Today, Shell is still expanding its oil operations, vowing to keep output steady or higher into 2030. At the same time, the company seems to be using delaying or silencing tactics to slow the transition. Already this year, Shell has spent $1.98m lobbying for oil and gas in the US, ($57m since the Paris Agreement in 2016). And is currently suing climate activist group Greenpeace for £100,000.

This behavior is becoming harder for some pension funds to justify. After all, who wants to inherit a pension on an unlivable planet?

Could Shell be the new Kodak?

In the first quarter of 2023, Shell enjoyed profits of $9.6bn. It follows the company’s record-breaking $39.9bn in 2022. For Hancock, it was a “prime opportunity to invest capital into the transition.”

“We’re very disappointed that didn’t happen,” she stresses. “That was very short-sighted.”

Shell sold fossil fuel assets last year, which CEO Wael Sawan counts as lowering the company’s carbon emissions. And despite relatively few sustainable investments – accounting for just 1.5% of revenue according to Global Witness research – the oil conglomerate is keen to stress that it is on track to meet its 2050 commitments.

But progress is limited. Shell’s own investor documents contain this cautionary note: “Shell’s operating plans cannot reflect our 2050 net-zero emissions target and 2035 NCI target, as these targets are currently outside our planning period.”

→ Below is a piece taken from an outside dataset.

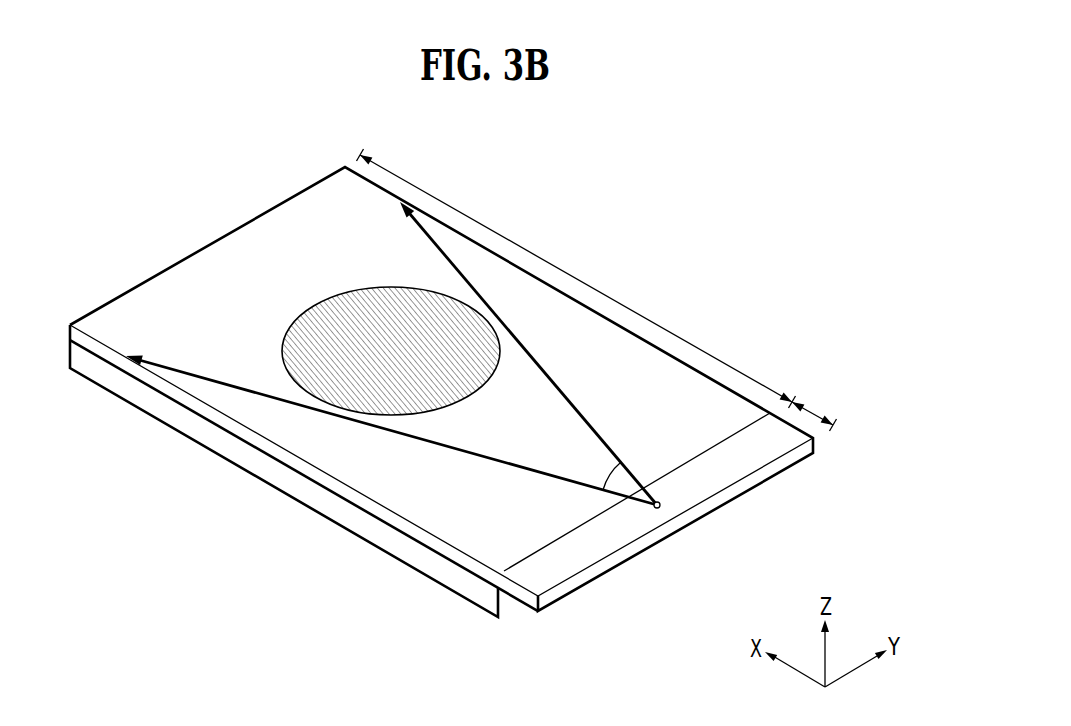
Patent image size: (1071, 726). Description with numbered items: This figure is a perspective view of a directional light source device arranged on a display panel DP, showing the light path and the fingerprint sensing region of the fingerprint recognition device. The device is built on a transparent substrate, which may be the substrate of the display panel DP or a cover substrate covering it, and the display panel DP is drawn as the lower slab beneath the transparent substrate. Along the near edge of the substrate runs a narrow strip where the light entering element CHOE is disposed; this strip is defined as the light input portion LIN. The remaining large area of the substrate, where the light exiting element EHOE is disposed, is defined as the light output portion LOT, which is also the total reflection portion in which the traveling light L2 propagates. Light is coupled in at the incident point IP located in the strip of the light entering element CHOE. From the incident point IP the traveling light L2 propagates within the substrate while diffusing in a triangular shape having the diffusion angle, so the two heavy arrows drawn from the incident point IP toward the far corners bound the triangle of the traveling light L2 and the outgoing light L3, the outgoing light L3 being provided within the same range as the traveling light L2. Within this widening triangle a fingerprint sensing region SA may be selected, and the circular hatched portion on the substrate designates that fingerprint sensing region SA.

Speaking to a public audience in London on 11 July, former governor to the Bank of England, Mark Carney, commented, “Major oil companies – virtually without exception – are not investing enough in the transition”. He points out that, “this is common behaviour in industries being disrupted”. In the same way that Blockbuster fell to streaming platforms, and Kodak lost out to smartphones, fossil fuel companies could soon become stranded assets.

Researchers estimate that $1.4trn of oil and gas will become stranded by 2036. For pension funds invested in fossil fuels, this would be disastrous. Research by Make My Money Matter found that the average person’s UK pension pot has £905 invested in Shell.

To divest, or not to divest?

With mounting regulatory and investor pressure, it seems inevitable that pension funds will need to pull money out of fossil fuels at some point. But doing so comes with its own risks.

“You need to have exposure to certain sectors”, Quiroz emphasises. Energy is one such industry. It’s an asset that can prop-up a portfolio during recessions. After all, we all switch on the lights and heat water, no matter how depressing the stock market. Another valuable characteristic for retirement funds is how quickly the stocks can be converted to cash.

Investing in renewable energy will not cover this need for retirement portfolios, explains Quiroz, as the sector generally brings less liquidity and higher risk.

“Do the withdrawals need to come from income?” asks Quiroz. “Or can they come from a combination of capital and income?” These are some of the questions managers need to grapple with. Finding an equally liquid sector, without leaving gaps in the portfolio is challenging.

Perhaps at this juncture, the government should step in. Tax the record-breaking profits of fossil fuel companies and pass the yield onto pensioners. In the meantime, use the divested proceeds to power-up renewable energy innovation.

But we seem to be a long way from any such climate interventions. For now, the future lies in the bravery of asset owners.